Stammt unser genetische Veranlagung für das Entstehen einer Fettleber von den Neandertalern? Die Ergebnisse einer Studie, durchgeführt von den Universitätskliniken Würzburg und Homburg sowie dem Max-Planck-Institut für evolutionäre Anthropologie (MPI-EVA) in Leipzig, wirft neues Licht auf die evolutionären Ursprünge von Stoffwechselerkrankungen beim Menschen. Überraschenderweise zeigt die Forschung, dass die Genvariante, die am häufigsten mit Fettleber-Erkrankungen in Verbindung gebracht wird, bereits bei Neandertalern, vorhanden war – und zwar in einer Häufigkeit von 100 Prozent.
Eine Fettleber kann gravierende Gesundheitsfolgen nach sich ziehen, von Entzündungen bis hin zu Krebs. „Und mit der Zahl der Übergewichtigen steigt die Zahl unserer Patientinnen und Patienten“, unterstreicht Prof.
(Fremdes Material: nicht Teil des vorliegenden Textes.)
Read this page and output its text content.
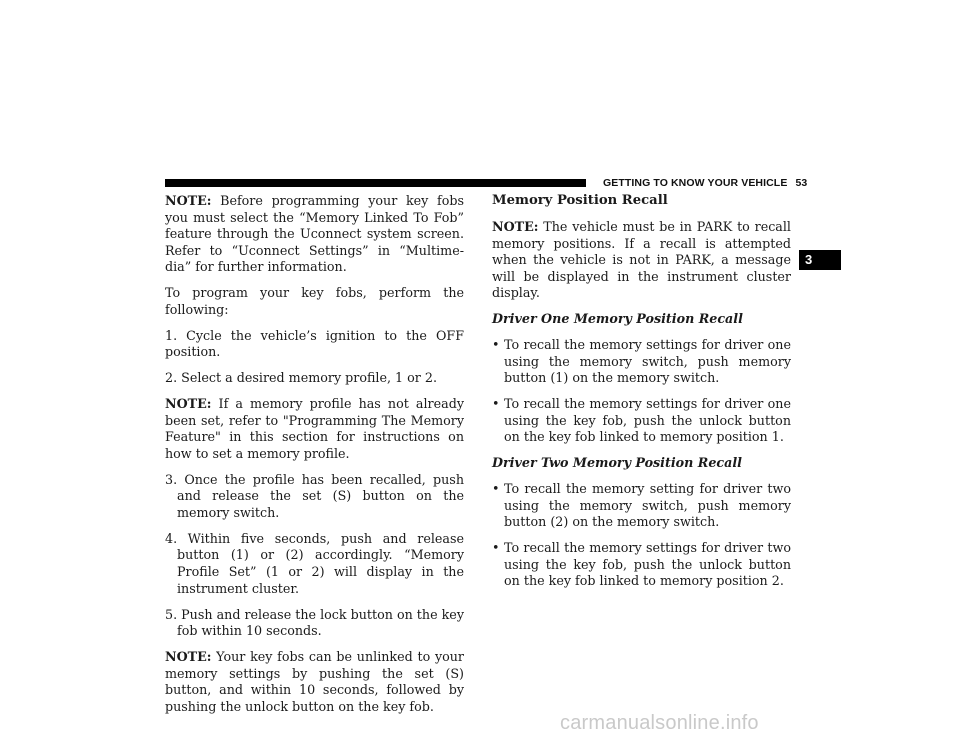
GETTING TO KNOW YOUR VEHICLE 53
3

NOTE: Before programming your key fobs you must select the “Memory Linked To Fob” feature through the Uconnect system screen. Refer to “Uconnect Settings” in “Multime-dia” for further information.

To program your key fobs, perform the following:

1. Cycle the vehicle’s ignition to the OFF position.

2. Select a desired memory profile, 1 or 2.

NOTE: If a memory profile has not already been set, refer to "Programming The Memory Feature" in this section for instructions on how to set a memory profile.

3. Once the profile has been recalled, push and release the set (S) button on the memory switch.
4. Within five seconds, push and release button (1) or (2) accordingly. “Memory Profile Set” (1 or 2) will display in the instrument cluster.
5. Push and release the lock button on the key fob within 10 seconds.

NOTE: Your key fobs can be unlinked to your memory settings by pushing the set (S) button, and within 10 seconds, followed by pushing the unlock button on the key fob.

Memory Position Recall

NOTE: The vehicle must be in PARK to recall memory positions. If a recall is attempted when the vehicle is not in PARK, a message will be displayed in the instrument cluster display.

Driver One Memory Position Recall

• To recall the memory settings for driver one using the memory switch, push memory button (1) on the memory switch.
• To recall the memory settings for driver one using the key fob, push the unlock button on the key fob linked to memory position 1.

Driver Two Memory Position Recall

• To recall the memory setting for driver two using the memory switch, push memory button (2) on the memory switch.
• To recall the memory settings for driver two using the key fob, push the unlock button on the key fob linked to memory position 2.
carmanualsonline.info
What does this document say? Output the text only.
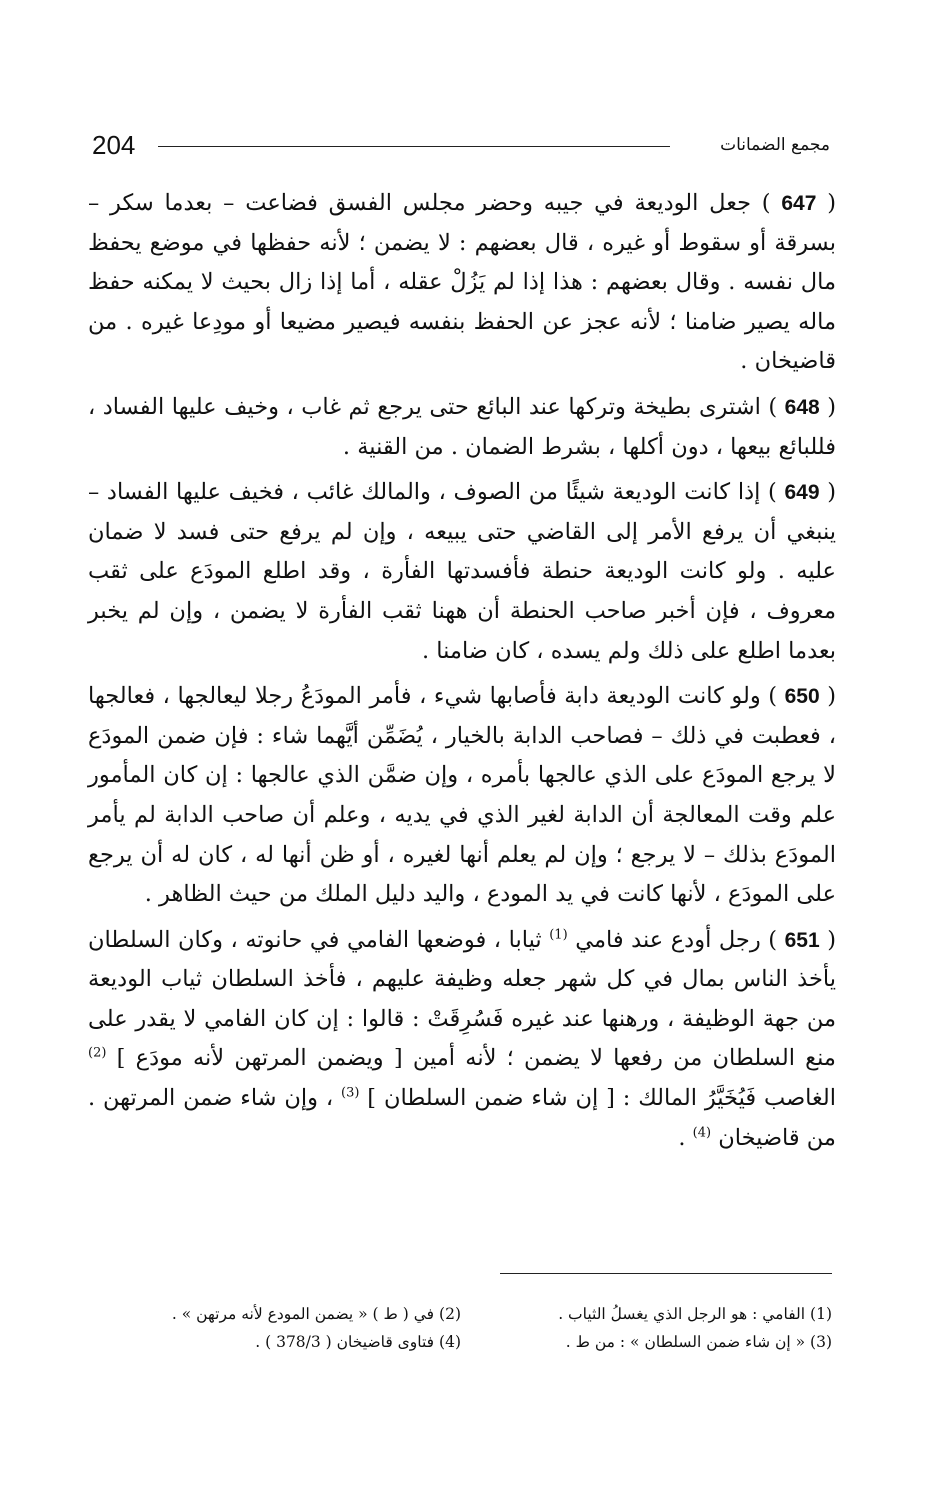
204	مجمع الضمانات

( 647 ) جعل الوديعة في جيبه وحضر مجلس الفسق فضاعت – بعدما سكر – بسرقة أو سقوط أو غيره ، قال بعضهم : لا يضمن ؛ لأنه حفظها في موضع يحفظ مال نفسه . وقال بعضهم : هذا إذا لم يَزُلْ عقله ، أما إذا زال بحيث لا يمكنه حفظ ماله يصير ضامنا ؛ لأنه عجز عن الحفظ بنفسه فيصير مضيعا أو مودِعا غيره . من قاضيخان .

( 648 ) اشترى بطيخة وتركها عند البائع حتى يرجع ثم غاب ، وخيف عليها الفساد ، فللبائع بيعها ، دون أكلها ، بشرط الضمان . من القنية .

( 649 ) إذا كانت الوديعة شيئًا من الصوف ، والمالك غائب ، فخيف عليها الفساد – ينبغي أن يرفع الأمر إلى القاضي حتى يبيعه ، وإن لم يرفع حتى فسد لا ضمان عليه . ولو كانت الوديعة حنطة فأفسدتها الفأرة ، وقد اطلع المودَع على ثقب معروف ، فإن أخبر صاحب الحنطة أن ههنا ثقب الفأرة لا يضمن ، وإن لم يخبر بعدما اطلع على ذلك ولم يسده ، كان ضامنا .

( 650 ) ولو كانت الوديعة دابة فأصابها شيء ، فأمر المودَعُ رجلا ليعالجها ، فعالجها ، فعطبت في ذلك – فصاحب الدابة بالخيار ، يُضَمِّن أيَّهما شاء : فإن ضمن المودَع لا يرجع المودَع على الذي عالجها بأمره ، وإن ضمَّن الذي عالجها : إن كان المأمور علم وقت المعالجة أن الدابة لغير الذي في يديه ، وعلم أن صاحب الدابة لم يأمر المودَع بذلك – لا يرجع ؛ وإن لم يعلم أنها لغيره ، أو ظن أنها له ، كان له أن يرجع على المودَع ، لأنها كانت في يد المودع ، واليد دليل الملك من حيث الظاهر .

( 651 ) رجل أودع عند فامي $^{(1)}$ ثيابا ، فوضعها الفامي في حانوته ، وكان السلطان يأخذ الناس بمال في كل شهر جعله وظيفة عليهم ، فأخذ السلطان ثياب الوديعة من جهة الوظيفة ، ورهنها عند غيره فَسُرِقَتْ : قالوا : إن كان الفامي لا يقدر على منع السلطان من رفعها لا يضمن ؛ لأنه أمين [ ويضمن المرتهن لأنه مودَع ] $^{(2)}$ الغاصب فَيُخَيَّرُ المالك : [ إن شاء ضمن السلطان ] $^{(3)}$ ، وإن شاء ضمن المرتهن . من قاضيخان $^{(4)}$ .

(1) الفامي : هو الرجل الذي يغسلُ الثياب .
(2) في ( ط ) « يضمن المودع لأنه مرتهن » .
(3) « إن شاء ضمن السلطان » : من ط .
(4) فتاوى قاضيخان ( 378/3 ) .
Dr. Andreas Geier vom Universitätsklinikum Würzburg. Die Forschung zeigt, dass nicht nur Lebensstilfaktoren wie Überernährung und Bewegungsmangel, sondern auch genetische Veranlagungen eine Rolle spielen.
DNA von 10.000 alten und modernen Menschen analysiert
Die Wissenschaftler analysierten die DNA von 10.000 archaischen und modernen Menschen aus aller Welt sowie alle 21 verfügbaren Neandertaler-Genome und zwei Genome von Denisova-Menschen, einer Menschengattung, die eng mit den Neandertalern verwandt war. Die Ergebnisse deuten darauf hin, dass die entscheidende Genvariante des PNPLA3-Gens bereits vor der Abspaltung der Frühmenschen vom Neandertaler existierte. „Überraschenderweise trugen alle archaischen Menschen, die vor 40.000 bis 65.000 Jahren lebten, ausschließlich das Risiko-Allel, was auf eine Fixierung des Varianten-Allels bei ihren gemeinsamen Vorfahren hindeutet“, erklärt Prof. Geier. „Bei der Analyse der Referenzgenomsequenz von Primaten wurde deutlich, dass die Menschenaffen, vom Orang-Utan über Gorilla bis zum Schimpansen und Bonobo, eine ursprüngliche, weniger riskante Genvariante tragen, einen sogenannten Wildtyp.“
Daraus schließen die Wissenschaftler, dass die Hauptvariante des Fettleber-Gens PNPLA3 bereits vor der Aufspaltung des menschlichen Stammbaums vor mehr als 700.000 Jahren entstanden sein muss. Diese Entdeckung wirft die Frage auf: Hatten diese Genvarianten einst einen Überlebensvorteil? Es scheint, dass die Fähigkeit, Fett zu speichern, in der Vergangenheit lebensrettend war, heute jedoch zu Gesundheitsproblemen führen kann. „Insbesondere die Fähigkeit, Fett zu speichern, war wahrscheinlich während des größten Teils der Menschheitsgeschichte von Vorteil, während sie unter den heutigen Lebensbedingungen von Nachteil ist“, erläutert Prof. Geier.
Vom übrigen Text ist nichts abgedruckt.